The study of History of Art provides a critical introduction to Western culture and a stimulating insight into the use of images in an increasingly visual world.
How does the form of a Gothic cathedral reflect its function as a place of worship? Why were ‘six-footer’ landscape paintings such a shock for the Royal Academy? Can we tell the gender of an artist by studying their work? History of Art answers these questions and many more.
We study Western art, architecture and sculpture and their social and political contexts, covering topics such as Visual Analysis and Interpretation, Themes in the History of Art, and Art and Architecture in Sixteenth and Nineteenth-century Europe. Written and visual skills are developed and girls contribute actively in lessons, with a focus on explanation, discussion and debate. History of Art is taught in the Tower Room of the new Sixth Form Centre. The course is structured around tutorial group lessons using resources such as a C Touch Screen, DVDs, and an extensive departmental library.
Many girls study the subject on its own merits or as an extension to studio-based disciplines such as Art & Design or Ceramics, or with History or Classics.

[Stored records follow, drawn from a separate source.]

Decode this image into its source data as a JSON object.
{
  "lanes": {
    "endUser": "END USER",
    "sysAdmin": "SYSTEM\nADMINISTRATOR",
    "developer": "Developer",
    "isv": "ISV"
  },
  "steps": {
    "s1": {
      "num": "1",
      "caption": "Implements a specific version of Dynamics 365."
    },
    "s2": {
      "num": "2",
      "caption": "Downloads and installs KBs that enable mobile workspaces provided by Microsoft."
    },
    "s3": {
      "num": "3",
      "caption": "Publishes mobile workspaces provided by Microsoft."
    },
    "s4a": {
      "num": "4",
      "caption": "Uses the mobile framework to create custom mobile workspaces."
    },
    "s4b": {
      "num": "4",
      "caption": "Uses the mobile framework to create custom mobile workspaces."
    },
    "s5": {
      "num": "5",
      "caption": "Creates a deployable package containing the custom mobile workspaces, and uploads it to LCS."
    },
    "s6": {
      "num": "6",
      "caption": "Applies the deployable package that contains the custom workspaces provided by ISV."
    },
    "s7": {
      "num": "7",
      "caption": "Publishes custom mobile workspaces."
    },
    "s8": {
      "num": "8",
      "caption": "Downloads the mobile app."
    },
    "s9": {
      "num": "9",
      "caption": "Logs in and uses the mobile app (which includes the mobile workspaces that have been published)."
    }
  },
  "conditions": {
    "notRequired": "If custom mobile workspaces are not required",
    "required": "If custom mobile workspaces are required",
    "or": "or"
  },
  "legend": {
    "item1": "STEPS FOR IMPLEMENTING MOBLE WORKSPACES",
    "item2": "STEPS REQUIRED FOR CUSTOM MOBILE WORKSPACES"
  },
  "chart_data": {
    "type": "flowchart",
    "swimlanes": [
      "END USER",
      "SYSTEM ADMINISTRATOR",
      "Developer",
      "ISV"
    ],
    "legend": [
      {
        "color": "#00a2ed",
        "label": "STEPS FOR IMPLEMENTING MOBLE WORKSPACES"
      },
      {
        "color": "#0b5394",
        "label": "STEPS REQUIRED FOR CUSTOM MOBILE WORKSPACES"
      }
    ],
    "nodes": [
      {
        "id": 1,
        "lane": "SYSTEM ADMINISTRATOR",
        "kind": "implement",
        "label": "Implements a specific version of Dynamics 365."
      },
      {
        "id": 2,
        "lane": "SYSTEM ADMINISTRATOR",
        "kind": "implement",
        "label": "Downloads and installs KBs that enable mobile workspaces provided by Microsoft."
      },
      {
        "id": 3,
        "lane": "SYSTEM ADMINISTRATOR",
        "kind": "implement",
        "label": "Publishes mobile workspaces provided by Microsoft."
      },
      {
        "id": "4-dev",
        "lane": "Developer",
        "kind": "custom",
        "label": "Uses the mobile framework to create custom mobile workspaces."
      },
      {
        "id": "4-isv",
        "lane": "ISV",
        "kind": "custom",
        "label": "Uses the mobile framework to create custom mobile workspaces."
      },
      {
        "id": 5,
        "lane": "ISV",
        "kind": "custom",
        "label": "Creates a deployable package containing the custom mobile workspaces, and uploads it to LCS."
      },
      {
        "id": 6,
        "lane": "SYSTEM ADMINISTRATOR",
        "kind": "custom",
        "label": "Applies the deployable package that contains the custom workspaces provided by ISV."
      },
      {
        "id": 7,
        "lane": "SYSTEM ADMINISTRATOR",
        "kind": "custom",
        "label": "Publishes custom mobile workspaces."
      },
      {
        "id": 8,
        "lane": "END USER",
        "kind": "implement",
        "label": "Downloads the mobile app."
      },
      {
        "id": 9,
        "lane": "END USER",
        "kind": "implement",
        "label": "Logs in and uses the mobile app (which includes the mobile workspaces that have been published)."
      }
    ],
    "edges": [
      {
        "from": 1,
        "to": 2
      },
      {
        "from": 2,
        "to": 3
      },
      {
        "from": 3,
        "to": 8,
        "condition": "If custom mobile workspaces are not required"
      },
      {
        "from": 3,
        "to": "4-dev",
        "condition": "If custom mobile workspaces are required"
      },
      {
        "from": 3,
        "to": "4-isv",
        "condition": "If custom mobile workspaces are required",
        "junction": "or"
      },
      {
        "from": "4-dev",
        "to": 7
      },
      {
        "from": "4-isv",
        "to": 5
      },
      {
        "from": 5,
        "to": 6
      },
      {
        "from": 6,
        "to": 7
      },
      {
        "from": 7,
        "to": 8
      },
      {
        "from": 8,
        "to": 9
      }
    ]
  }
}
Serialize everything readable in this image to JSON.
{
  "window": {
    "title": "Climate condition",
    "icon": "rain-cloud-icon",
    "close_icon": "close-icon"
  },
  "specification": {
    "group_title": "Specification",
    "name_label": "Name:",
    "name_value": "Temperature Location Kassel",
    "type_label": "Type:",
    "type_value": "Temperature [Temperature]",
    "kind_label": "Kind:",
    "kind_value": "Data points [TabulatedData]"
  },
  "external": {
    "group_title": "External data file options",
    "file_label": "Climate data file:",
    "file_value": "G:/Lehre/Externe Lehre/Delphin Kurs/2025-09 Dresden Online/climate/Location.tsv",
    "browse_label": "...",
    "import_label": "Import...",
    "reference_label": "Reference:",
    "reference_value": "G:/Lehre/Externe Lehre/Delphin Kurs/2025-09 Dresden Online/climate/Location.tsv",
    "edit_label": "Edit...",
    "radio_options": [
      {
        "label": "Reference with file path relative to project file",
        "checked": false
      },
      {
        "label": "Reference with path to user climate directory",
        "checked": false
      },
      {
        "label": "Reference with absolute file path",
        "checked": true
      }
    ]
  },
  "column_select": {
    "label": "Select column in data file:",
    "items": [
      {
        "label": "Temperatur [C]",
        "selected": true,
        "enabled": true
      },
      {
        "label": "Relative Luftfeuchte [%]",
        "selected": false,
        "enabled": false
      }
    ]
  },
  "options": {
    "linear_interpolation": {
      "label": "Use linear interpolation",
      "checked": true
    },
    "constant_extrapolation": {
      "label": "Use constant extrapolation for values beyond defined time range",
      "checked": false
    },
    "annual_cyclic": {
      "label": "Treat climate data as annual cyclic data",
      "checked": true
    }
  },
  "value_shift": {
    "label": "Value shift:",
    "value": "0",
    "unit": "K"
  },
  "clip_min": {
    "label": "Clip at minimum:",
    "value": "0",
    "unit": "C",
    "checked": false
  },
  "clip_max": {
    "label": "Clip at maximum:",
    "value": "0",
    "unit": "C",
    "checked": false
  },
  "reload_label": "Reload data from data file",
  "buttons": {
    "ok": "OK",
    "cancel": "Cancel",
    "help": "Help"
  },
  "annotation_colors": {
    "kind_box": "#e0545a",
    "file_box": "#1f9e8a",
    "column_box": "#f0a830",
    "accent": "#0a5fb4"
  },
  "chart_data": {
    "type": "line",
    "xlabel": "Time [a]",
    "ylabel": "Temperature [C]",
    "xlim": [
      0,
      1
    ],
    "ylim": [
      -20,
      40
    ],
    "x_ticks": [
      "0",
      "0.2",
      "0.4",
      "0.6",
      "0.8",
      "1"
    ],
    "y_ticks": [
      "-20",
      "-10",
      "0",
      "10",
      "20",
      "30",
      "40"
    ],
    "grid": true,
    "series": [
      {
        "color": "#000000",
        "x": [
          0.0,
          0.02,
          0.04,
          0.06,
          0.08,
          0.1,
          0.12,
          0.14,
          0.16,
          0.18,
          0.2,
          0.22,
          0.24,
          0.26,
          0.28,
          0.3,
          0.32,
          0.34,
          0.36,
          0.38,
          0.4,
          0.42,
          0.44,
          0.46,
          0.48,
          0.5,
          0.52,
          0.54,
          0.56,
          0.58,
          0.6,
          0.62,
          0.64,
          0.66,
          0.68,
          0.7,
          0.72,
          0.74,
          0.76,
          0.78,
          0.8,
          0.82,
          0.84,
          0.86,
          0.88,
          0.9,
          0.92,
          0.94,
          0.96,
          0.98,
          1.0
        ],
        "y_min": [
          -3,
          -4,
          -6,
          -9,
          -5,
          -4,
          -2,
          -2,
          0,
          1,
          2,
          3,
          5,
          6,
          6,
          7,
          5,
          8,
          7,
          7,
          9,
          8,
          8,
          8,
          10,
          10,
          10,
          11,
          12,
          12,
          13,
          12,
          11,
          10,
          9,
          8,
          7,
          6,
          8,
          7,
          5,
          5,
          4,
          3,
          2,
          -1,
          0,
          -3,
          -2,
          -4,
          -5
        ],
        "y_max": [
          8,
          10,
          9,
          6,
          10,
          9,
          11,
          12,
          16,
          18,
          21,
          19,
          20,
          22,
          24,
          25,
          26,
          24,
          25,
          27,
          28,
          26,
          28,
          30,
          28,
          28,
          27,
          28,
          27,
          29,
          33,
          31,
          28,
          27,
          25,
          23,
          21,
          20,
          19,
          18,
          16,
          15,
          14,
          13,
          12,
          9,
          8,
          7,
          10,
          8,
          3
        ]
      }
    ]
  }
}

Visits to major museums in the UK and abroad to see the masterpieces of Western culture and design at first hand form an essential and enjoyable part of the course. Recent trips abroad include the Louvre, Pompidou Centre, Musée d'Orsay and Musée des Arts Décoratifs in Paris. We enjoy regular visits to the National Gallery and Victoria and Albert Museum. We attend the annual Association of Art Historians Schools' conference and have been successful in the ARTiculation public speaking competition organised by Cambridge University and the Roche Court Educational Trust. Outside speakers visit the department, for example a Curator from the Tate and a Professor of Art History from Sussex University.